There are challenges out there; some big ones. But you are well equipped to meet them.
Because of your fine education, you will be confident in the value of the scientific method – you will know that hypotheses are there to be tested; that evidence is the basis of science; that being sceptical is at the core of science; that robust debate and the contest of evidence-based ideas, not belief, is the foundation of scientific knowledge. You will know that science, and the uses to which scientific knowledge is put, must be acceptable to our communities so we must work within an ethical framework that is consistent with community mores. And you will be able to deal with uncertainty, and with probability, because you will know that there is always more to know.
Because of your fine education, you won’t be daunted by complexity but rather you will be excited by it. You will use your own scientific discipline as your foundation, but you will know how to work with others as they put their disciplines, and their culture, alongside yours as you search together – to solve problems, or to lessen adverse impact.
There are indeed some big issues in this oyster of yours. Ones like climate change; reduced arable land and soil fertility; food supply; fresh water; pandemics and health more generally; ageing populations – alongside population growth.
The real question is obvious: how do we face challenges?
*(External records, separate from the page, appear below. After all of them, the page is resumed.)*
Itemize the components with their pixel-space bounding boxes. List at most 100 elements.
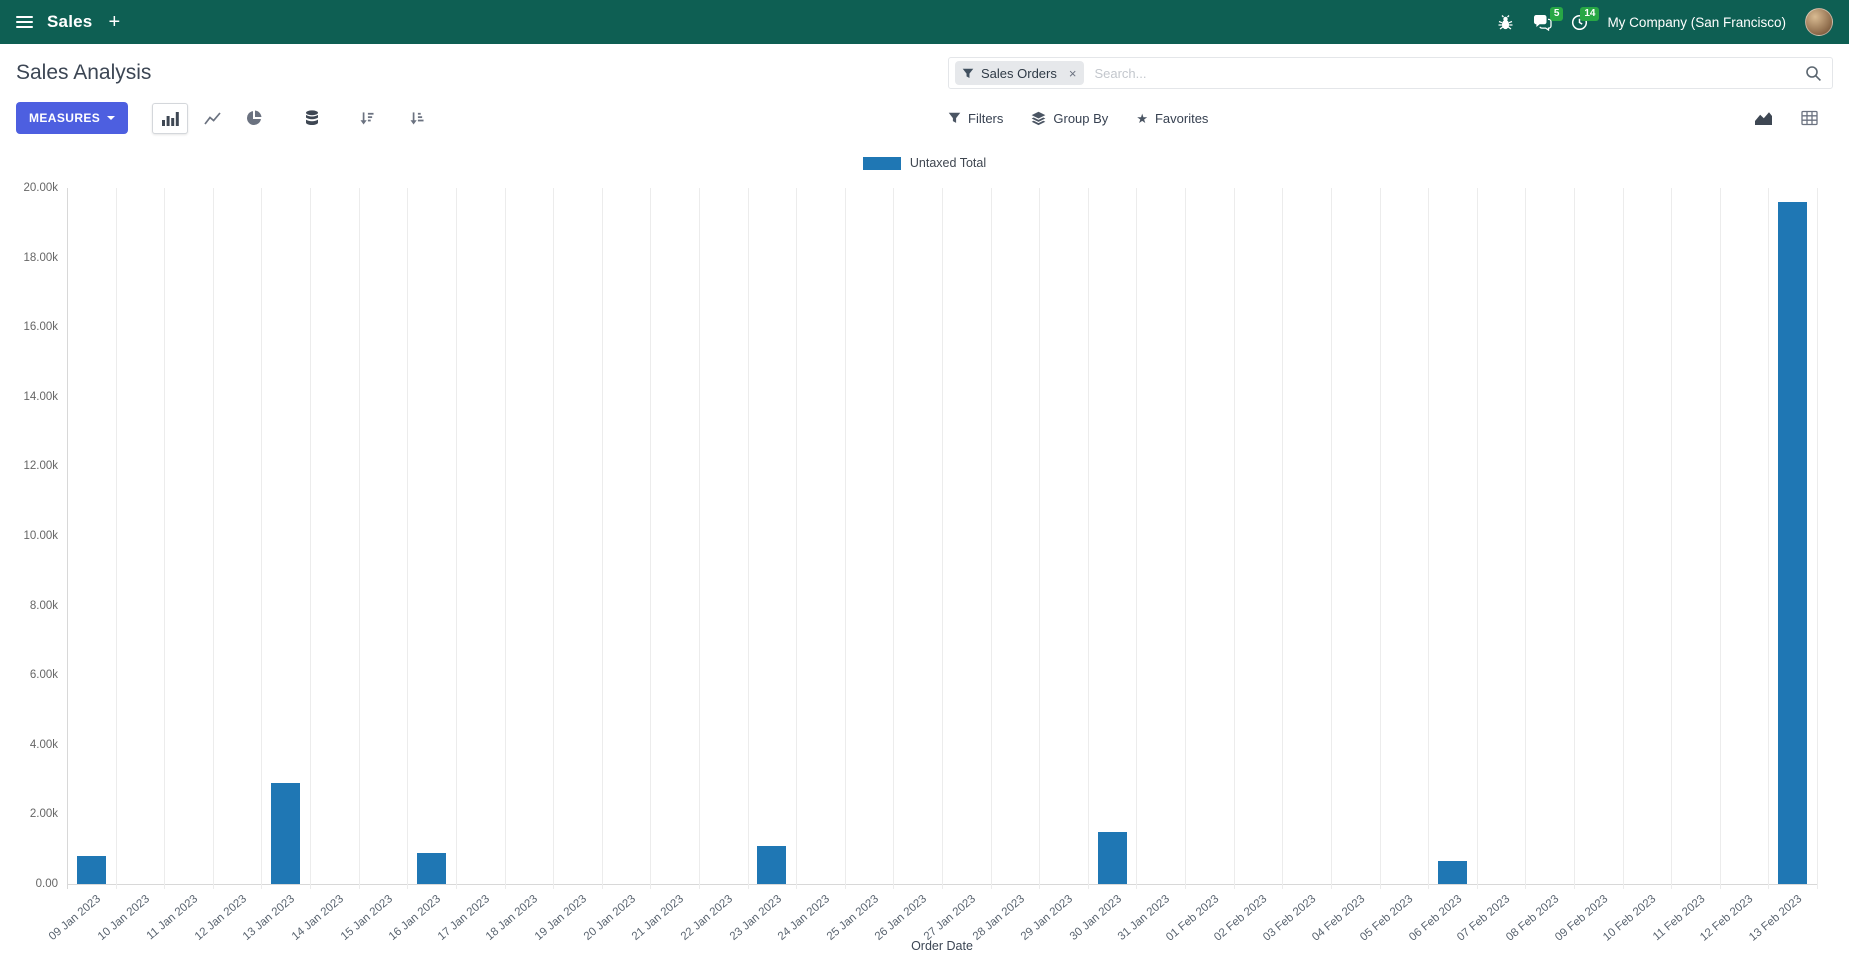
y-tick-label: 4.00k (29, 738, 58, 751)
app-name[interactable]: Sales (47, 12, 93, 31)
sort-ascending-button[interactable] (398, 103, 434, 134)
gridline (455, 188, 457, 889)
gridline (1525, 188, 1527, 889)
bar[interactable] (1097, 831, 1127, 884)
gridline (942, 188, 943, 889)
x-axis-title: Order Date (911, 939, 973, 953)
pivot-view-button[interactable] (1791, 103, 1827, 134)
bar[interactable] (76, 856, 106, 884)
bar[interactable] (757, 845, 787, 884)
gridline (1379, 188, 1381, 889)
chart-type-switcher (152, 102, 272, 134)
y-tick-label: 10.00k (23, 530, 58, 542)
sort-descending-button[interactable] (348, 103, 384, 134)
gridline (844, 188, 846, 889)
bar[interactable] (1778, 201, 1808, 884)
gridline (1768, 188, 1770, 889)
gridline (1622, 188, 1624, 889)
gridline (796, 188, 798, 889)
y-tick-label: 14.00k (23, 390, 58, 403)
top-navbar: Sales + 5 14 My Company (San Francisco) (0, 0, 1849, 44)
gridline (1185, 188, 1187, 889)
control-panel: Sales Analysis Sales Orders × MEASURES (0, 44, 1849, 142)
gridline (358, 188, 360, 889)
gridline (1719, 188, 1721, 889)
company-switcher[interactable]: My Company (San Francisco) (1607, 14, 1786, 30)
search-icon[interactable] (1805, 65, 1822, 82)
gridline (698, 188, 700, 889)
gridline (1039, 188, 1041, 889)
gridline (1087, 188, 1089, 889)
gridline (1136, 188, 1138, 889)
x-axis: 09 Jan 2023 10 Jan 2023 11 Jan 2023 12 Jan … (46, 893, 1805, 944)
bar-chart-button[interactable] (152, 102, 189, 134)
line-chart-button[interactable] (194, 103, 230, 134)
stacked-toggle-button[interactable] (294, 103, 330, 134)
plot-area: 0.00 2.00k 4.00k 6.00k 8.00k 10.00k 12.00k 14.0… (23, 182, 1818, 890)
gridline (1428, 188, 1430, 889)
gridline (1476, 188, 1478, 889)
filters-label: Filters (968, 110, 1004, 126)
pie-chart-button[interactable] (236, 103, 272, 134)
legend-label: Untaxed Total (909, 156, 987, 170)
messages-icon[interactable]: 5 (1533, 6, 1564, 31)
gridline (407, 188, 409, 889)
gridline (893, 188, 895, 889)
facet-remove-button[interactable]: × (1068, 65, 1077, 81)
gridline (1817, 188, 1818, 889)
facet-label: Sales Orders (981, 65, 1057, 81)
y-tick-label: 2.00k (29, 808, 58, 821)
page-title: Sales Analysis (16, 61, 152, 84)
search-facet[interactable]: Sales Orders × (955, 61, 1085, 85)
search-input[interactable] (1084, 65, 1805, 81)
measures-label: MEASURES (29, 111, 101, 125)
y-tick-label: 0.00 (35, 878, 58, 890)
search-bar[interactable]: Sales Orders × (948, 57, 1833, 89)
graph-view-button[interactable] (1745, 103, 1781, 134)
group-by-label: Group By (1053, 110, 1109, 126)
activities-icon[interactable]: 14 (1571, 6, 1600, 31)
gridline (553, 188, 555, 889)
y-tick-label: 8.00k (29, 599, 58, 612)
gridline (747, 188, 749, 889)
gridline (1573, 188, 1575, 889)
gridline (115, 188, 117, 889)
sort-buttons (348, 103, 434, 134)
y-tick-label: 18.00k (23, 251, 58, 264)
view-switcher (1745, 103, 1827, 134)
gridline (1671, 188, 1673, 889)
favorites-label: Favorites (1154, 110, 1209, 126)
gridline (67, 188, 68, 889)
apps-menu-icon[interactable] (16, 16, 33, 28)
gridline (310, 188, 312, 889)
legend-swatch[interactable] (862, 156, 901, 170)
star-icon: ★ (1136, 110, 1148, 126)
chevron-down-icon (107, 116, 116, 120)
search-options: Filters Group By ★ Favorites (948, 111, 1208, 126)
y-tick-label: 16.00k (23, 321, 58, 334)
gridline (212, 188, 214, 889)
graph-view: Untaxed Total 0.00 2.00k 4.00k 6.00k 8.00k 10… (0, 150, 1849, 953)
debug-icon[interactable] (1497, 14, 1514, 31)
gridline (261, 188, 263, 889)
bar[interactable] (271, 783, 301, 884)
user-avatar[interactable] (1805, 8, 1833, 36)
bar[interactable] (417, 852, 447, 884)
gridline (1233, 188, 1235, 889)
gridline (601, 188, 603, 889)
gridline (164, 188, 166, 889)
gridline (1330, 188, 1332, 889)
bar[interactable] (1437, 861, 1467, 884)
y-tick-label: 12.00k (23, 460, 58, 473)
measures-button[interactable]: MEASURES (16, 102, 129, 134)
filter-icon (948, 112, 961, 124)
y-tick-label: 6.00k (29, 669, 58, 682)
plus-icon[interactable]: + (108, 11, 121, 33)
group-by-button[interactable]: Group By (1031, 111, 1108, 126)
chart-legend: Untaxed Total (0, 150, 1849, 176)
favorites-button[interactable]: ★ Favorites (1136, 111, 1208, 126)
activities-badge: 14 (1580, 6, 1600, 21)
layers-icon (1031, 111, 1046, 126)
y-tick-label: 20.00k (23, 182, 58, 194)
filters-button[interactable]: Filters (948, 111, 1003, 126)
How do we face them down, really?
Even now, in 2011, we can’t feed or house the world’s population, nor provide all of it with clean drinking water, security or good health. Our planet can’t sustain us now – there are already some 1 billion malnourished people yet by 2050 there will be an additional 2 billion people on Earth.
Many of you graduating today won’t believe that we can face the challenges just by doing more of the same – adding small incremental movements to everything. Nor should you. The rest of us don’t want you to be content with that approach either.
We all want you to apply your talents and your skills, your knowledge, to find new ways of doing things – better ways. Ways that take us off an escalator and put us into an elevator – ways that move us from incremental changes and take us to necessary step changes.
Remember that it will be people like you, with an education like yours, who will discover what we need to know and who will have the ability to use that new knowledge to provide many of the answers that our future will depend on. It will be quality thinking and quality work in the disciplines represented here today, and in the countries represented here today, that will help human-kind to meet the challenges head on – and win.
I have come away from my 150 or so graduation ceremonies over the years convinced that the world has a chance. Not just because they are happy days and we leave on a high, but because you can see that the world, or parts of it anyway, is in good hands. You see graduates with the hopes and the aims and the freshness to do good things. Graduates equipped to take us to new levels, as we search out what we are, why we are what we are, and how we got to be where we are. Indeed, that basic understanding is another of the great challenges of humanity – learning, as I said earlier, the very nature of things. And so, too, is taking what we have learnt and applying it for the benefit of all living systems.
So let me leave you with a few simple thoughts: be proud of what you have done and face the future with confidence; never forget the less fortunate or the less privileged because they need you to use your knowledge and skills so that their lot in life can be improved; and never resile from your personal values, stand up for what you believe in and be confident of what you can achieve when you try.
Through all that you have done – and all that you will do – I hope that there is time for enjoyment. I hope that you enjoyed your studies. I hope that you will enjoy your work. And for now, I am sure that you will enjoy your celebrations.